Paragraph 16 der im Unterhaus angenommenen Resolution verurteilt Russland für einen Verkauf von Waffen an das syrische Assad-Regime. Es wird jedoch –selbstverständlich – mit keinem Wort erwähnt, dass Waffenlieferungen der US-Regierung an die syrischen Rebellen tatsächlich ihren Weg in die Hände von ISIS – dem durch uns erklärten Feind – gefunden haben

In Paragraph 17 der durch das Unterhaus angenommenen Resolution wird Russland für etwas verurteilt, was in den USA als wirtschaftliche Sanktionen gegen die Ukraine bezeichnet wird. Und dies unter der Prämisse, dass die US-Regierung die Russische Föderation in jüngster Vergangenheit wiederholt mit wirtschaftlichen Sanktionen belegte und darüber nachdenkt, diese Sanktionen weiter zu verschärfen!

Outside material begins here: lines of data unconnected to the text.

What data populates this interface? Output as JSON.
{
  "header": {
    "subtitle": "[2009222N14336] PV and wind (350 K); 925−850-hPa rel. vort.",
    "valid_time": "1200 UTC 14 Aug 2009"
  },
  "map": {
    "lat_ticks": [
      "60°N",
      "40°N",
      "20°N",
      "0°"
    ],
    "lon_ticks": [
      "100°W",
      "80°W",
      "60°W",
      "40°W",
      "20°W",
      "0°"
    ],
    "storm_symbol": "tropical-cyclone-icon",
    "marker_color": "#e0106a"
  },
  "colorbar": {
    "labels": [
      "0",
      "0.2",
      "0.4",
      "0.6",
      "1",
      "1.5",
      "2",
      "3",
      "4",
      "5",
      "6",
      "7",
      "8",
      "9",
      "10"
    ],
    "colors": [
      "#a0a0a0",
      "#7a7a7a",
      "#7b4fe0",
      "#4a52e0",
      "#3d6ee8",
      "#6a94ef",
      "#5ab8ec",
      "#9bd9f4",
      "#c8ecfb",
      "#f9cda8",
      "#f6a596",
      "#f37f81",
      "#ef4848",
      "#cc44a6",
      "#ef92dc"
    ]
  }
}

Der im Unterhaus angenommene Gesetzesentwurf (Paragraph 22) besagt, dass Russland die Republik Georgien im Jahr 2008 besetzte. Auch dieser Anklagepunkt ist schlichtweg unwahr. Selbst die Europäische Union – kein Freund Russlands – kam im Zuge ihrer Untersuchungen der Ereignisse im Jahr 2008 zu dem Schluss, dass es Georgien gewesen ist, dessen Regierung einen „ungerechtfertigten Krieg gegen Russland begann“ – und nicht umgekehrt! Wie können die den Gesetzentwurf annehmenden Parlamentarier im Kongress auf Basis von derart falschen Behauptungen davonkommen? Oder kümmert es die Mitglieder des Kongresses noch nicht einmal mehr, die zur Abstimmung anstehenden Gesetzesentwürfe zuvor genauestens zu lesen?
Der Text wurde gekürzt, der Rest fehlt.